Das Ziel ist alles, und der Weg ist nichts!

 


 


Hinab, hinab die endlos vielen Stufen

 

 

Hinab, hinab die endlos vielen Stufen,

hinab und nach den leisen Hilferufen,

die aus der Tiefe kommen, halb erstickt,

verschluckt vom Dunkel. Und mein Aug‘ erblickt

der Höhe letzten mondenmilden Schein

als weißes Band. Doch mich erdrückt der Stein!

 

Hab‘ ich darum die Höhe mir errungen,

darum die Tiefe in mir selbst bezwungen,

daß ich nun fremde Tiefen schaudernd muß durchwandern,

kaum selbst befreit, entkerkern muß die andern?

 

Muß ich hinab? – Du mußt es nicht, du darfst!

Es ist ein heilig Amt, das du verwarfst.

Auch du warst einst verschüttet gleich wie diese,

ja, auch für dich verließ die Himmelswiese

ein lichter Helfer. Wärst du heut‘ befreit,

hätt‘ ihn wie dich gedünkt der Weg zu weit?

 

Die Stimme schweigt. Kam sie herab vom Licht?
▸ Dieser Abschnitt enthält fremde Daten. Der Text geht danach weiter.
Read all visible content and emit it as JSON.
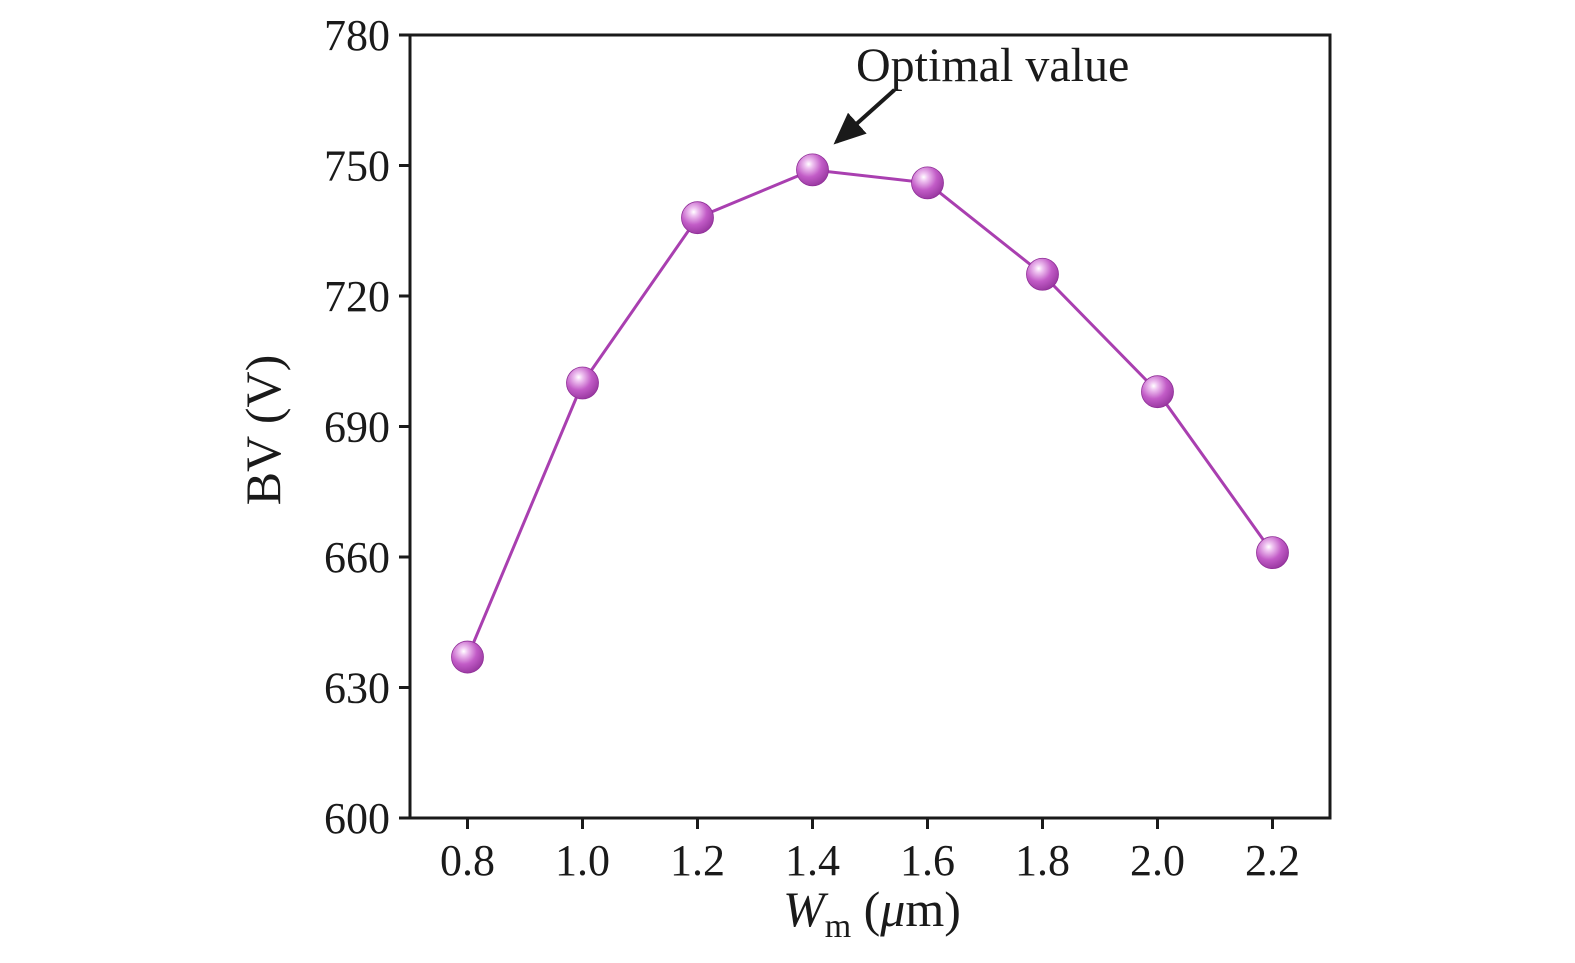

Ihr Widerhall, der sich im Felsen bricht,

erstirbt. Zuletzt vergeht mein Trotz in Scham:

Vollenden will ich, was ich übernahm.

 

Hinab, hinab die endlos vielen Stufen,

hinab und nach den leisen Hilferufen.

 

 


 

Eh‘ du die Wahrheit kündest

 

 

Eh‘ du die Wahrheit kündest, werde dir bewußt:

Du bist fortan allein,

und deine Brust

muß Heimat dir und Zufluchtstätte sein!

 

Du bist ein kreuzend Schiff, das nirgends landen darf,

der Ladung willen, die es führt an Bord.

Schon mancher, der ins Meer die Ladung warf,

um endlich anzulaufen sichern Port.

 

Wirst du bestehn? Wirst du, ein Wandersmann, vorübergehn

an Türen, die dir gastlich offen stehn

zu froher Menschen Runde und Verein,

bringst du die Wahrheit nur nicht mit herein!?

 

Denn Türen schließen sich und Herzen auch,

fühlt man an dir der Wahrheit herben Hauch.
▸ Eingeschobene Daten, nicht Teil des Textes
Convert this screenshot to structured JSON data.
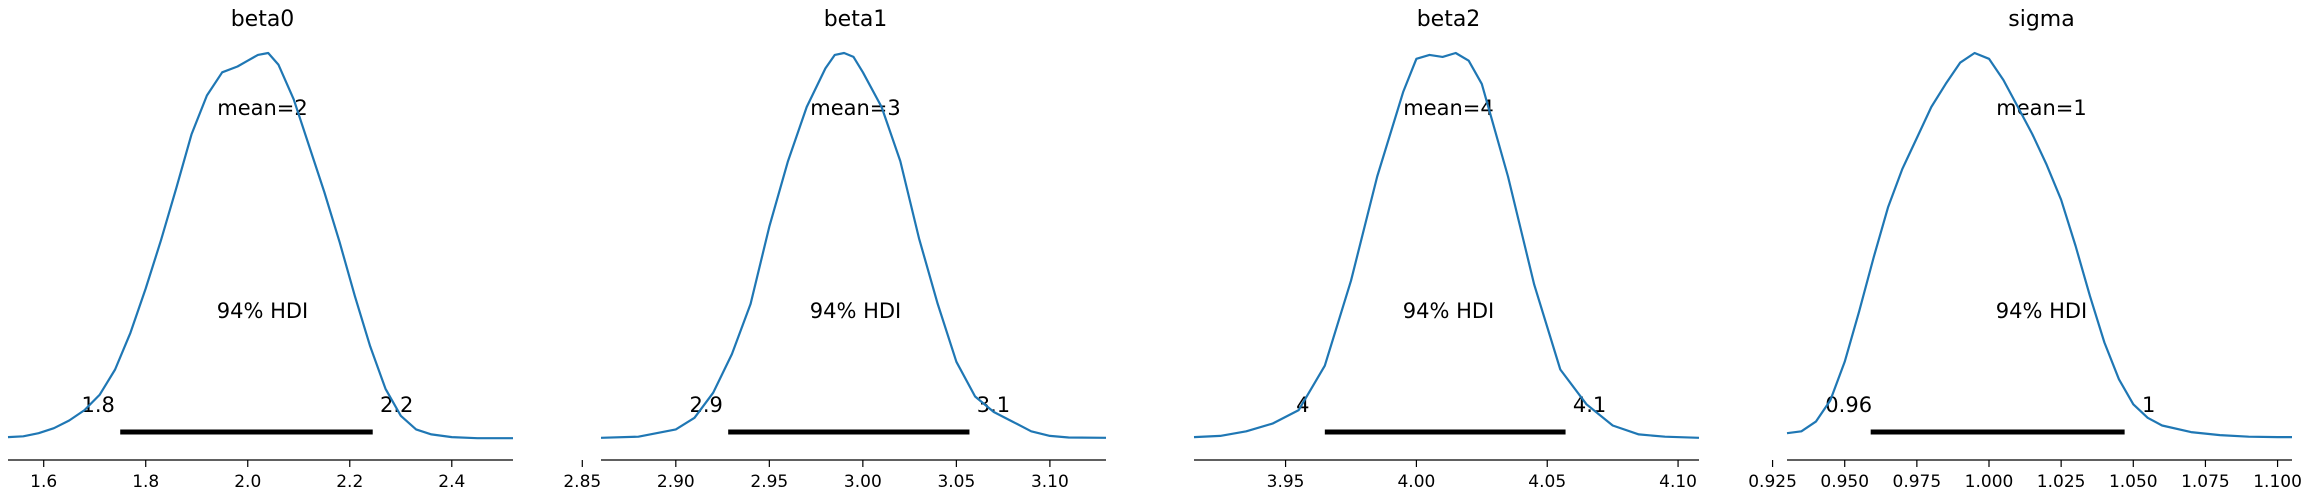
{
  "colors": {
    "kde": "#1f77b4",
    "hdi_bar": "#000000",
    "text": "#000000",
    "axis": "#000000"
  },
  "chart_data": [
    {
      "type": "line",
      "title": "beta0",
      "xlim": [
        1.53,
        2.52
      ],
      "xticks": [
        "1.6",
        "1.8",
        "2.0",
        "2.2",
        "2.4"
      ],
      "xtick_values": [
        1.6,
        1.8,
        2.0,
        2.2,
        2.4
      ],
      "mean_label": "mean=2",
      "hdi_label": "94% HDI",
      "hdi": [
        1.75,
        2.245
      ],
      "hdi_labels": [
        "1.8",
        "2.2"
      ],
      "x": [
        1.53,
        1.56,
        1.59,
        1.62,
        1.65,
        1.68,
        1.71,
        1.74,
        1.77,
        1.8,
        1.83,
        1.86,
        1.89,
        1.92,
        1.95,
        1.98,
        2.0,
        2.02,
        2.04,
        2.06,
        2.09,
        2.12,
        2.15,
        2.18,
        2.21,
        2.24,
        2.27,
        2.3,
        2.33,
        2.36,
        2.4,
        2.45,
        2.5,
        2.52
      ],
      "density": [
        0.005,
        0.007,
        0.015,
        0.028,
        0.048,
        0.075,
        0.115,
        0.18,
        0.275,
        0.39,
        0.515,
        0.65,
        0.79,
        0.89,
        0.95,
        0.965,
        0.98,
        0.995,
        1.0,
        0.97,
        0.88,
        0.76,
        0.64,
        0.51,
        0.37,
        0.24,
        0.13,
        0.06,
        0.025,
        0.012,
        0.005,
        0.002,
        0.002,
        0.002
      ]
    },
    {
      "type": "line",
      "title": "beta1",
      "xlim": [
        2.86,
        3.13
      ],
      "xticks": [
        "2.85",
        "2.90",
        "2.95",
        "3.00",
        "3.05",
        "3.10"
      ],
      "xtick_values": [
        2.85,
        2.9,
        2.95,
        3.0,
        3.05,
        3.1
      ],
      "mean_label": "mean=3",
      "hdi_label": "94% HDI",
      "hdi": [
        2.928,
        3.057
      ],
      "hdi_labels": [
        "2.9",
        "3.1"
      ],
      "x": [
        2.86,
        2.88,
        2.9,
        2.91,
        2.92,
        2.93,
        2.94,
        2.95,
        2.96,
        2.97,
        2.98,
        2.985,
        2.99,
        2.995,
        3.0,
        3.01,
        3.02,
        3.03,
        3.04,
        3.05,
        3.06,
        3.07,
        3.08,
        3.09,
        3.1,
        3.11,
        3.13
      ],
      "density": [
        0.003,
        0.006,
        0.025,
        0.055,
        0.12,
        0.22,
        0.35,
        0.55,
        0.72,
        0.86,
        0.96,
        0.995,
        1.0,
        0.99,
        0.95,
        0.86,
        0.72,
        0.52,
        0.35,
        0.2,
        0.11,
        0.07,
        0.045,
        0.02,
        0.008,
        0.004,
        0.003
      ]
    },
    {
      "type": "line",
      "title": "beta2",
      "xlim": [
        3.915,
        4.108
      ],
      "xticks": [
        "3.95",
        "4.00",
        "4.05",
        "4.10"
      ],
      "xtick_values": [
        3.95,
        4.0,
        4.05,
        4.1
      ],
      "mean_label": "mean=4",
      "hdi_label": "94% HDI",
      "hdi": [
        3.965,
        4.057
      ],
      "hdi_labels": [
        "4",
        "4.1"
      ],
      "x": [
        3.915,
        3.925,
        3.935,
        3.945,
        3.955,
        3.965,
        3.975,
        3.985,
        3.995,
        4.0,
        4.005,
        4.01,
        4.015,
        4.02,
        4.025,
        4.035,
        4.045,
        4.055,
        4.065,
        4.075,
        4.085,
        4.095,
        4.108
      ],
      "density": [
        0.005,
        0.008,
        0.02,
        0.04,
        0.075,
        0.19,
        0.41,
        0.68,
        0.9,
        0.985,
        0.995,
        0.99,
        1.0,
        0.98,
        0.92,
        0.68,
        0.4,
        0.18,
        0.09,
        0.035,
        0.012,
        0.006,
        0.003
      ]
    },
    {
      "type": "line",
      "title": "sigma",
      "xlim": [
        0.93,
        1.105
      ],
      "xticks": [
        "0.925",
        "0.950",
        "0.975",
        "1.000",
        "1.025",
        "1.050",
        "1.075",
        "1.100"
      ],
      "xtick_values": [
        0.925,
        0.95,
        0.975,
        1.0,
        1.025,
        1.05,
        1.075,
        1.1
      ],
      "mean_label": "mean=1",
      "hdi_label": "94% HDI",
      "hdi": [
        0.959,
        1.047
      ],
      "hdi_labels": [
        "0.96",
        "1"
      ],
      "x": [
        0.93,
        0.935,
        0.94,
        0.945,
        0.95,
        0.955,
        0.96,
        0.965,
        0.97,
        0.975,
        0.98,
        0.985,
        0.99,
        0.995,
        1.0,
        1.005,
        1.01,
        1.015,
        1.02,
        1.025,
        1.03,
        1.035,
        1.04,
        1.045,
        1.05,
        1.055,
        1.06,
        1.07,
        1.08,
        1.09,
        1.1,
        1.105
      ],
      "density": [
        0.015,
        0.02,
        0.045,
        0.1,
        0.2,
        0.33,
        0.47,
        0.6,
        0.7,
        0.78,
        0.86,
        0.92,
        0.975,
        1.0,
        0.985,
        0.93,
        0.86,
        0.79,
        0.71,
        0.62,
        0.5,
        0.37,
        0.25,
        0.155,
        0.09,
        0.055,
        0.035,
        0.018,
        0.01,
        0.006,
        0.005,
        0.005
      ]
    }
  ]
}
Sie stört Behaglichkeit und Illusion

und wird gelohnt mit Haß nur oder Hohn.

 

Bist du so stark, daß deiner Stimme Laut

die Mauern stürzen macht,

die Haß und Hohn dir baut?

Erträgst du‘s, wenn man lacht?

 

Dann nimm der Wahrheit köstlich schwere Last

und hüll dich in den Mantel Einsamkeit –

und geh von Tür zu Tür als ungebetner Gast,

als Heimatloser durch der Erde Zeit,

 

und laß sie lachen. –

Doch willst du‘s besser machen,

dann üb und gib ein lächelndes Verstehn

als milde Gabe im Vorübergehn,

 

und lehr sie so, ihr Lachen umzuwandeln.

Doch laß dein Handeln

von Lob wie Lachen unbeeinflußt sein!

Des Tuns Verantwortung trägst du allein.

 

Davon nimmt Lob nichts ab

und Lachen gibt nichts zu.

Doch wisse du:

Bringst du mit Wahrheit nur ein Herz zur Ruh,

 

ein einzig Herz, das, dürstend aufgetan,

aus deinen Händen nimmt den Becher an,

Genesung trinkend von der Erde Wahn,

dann, Wahrheitskünder, ist dein Werk getan.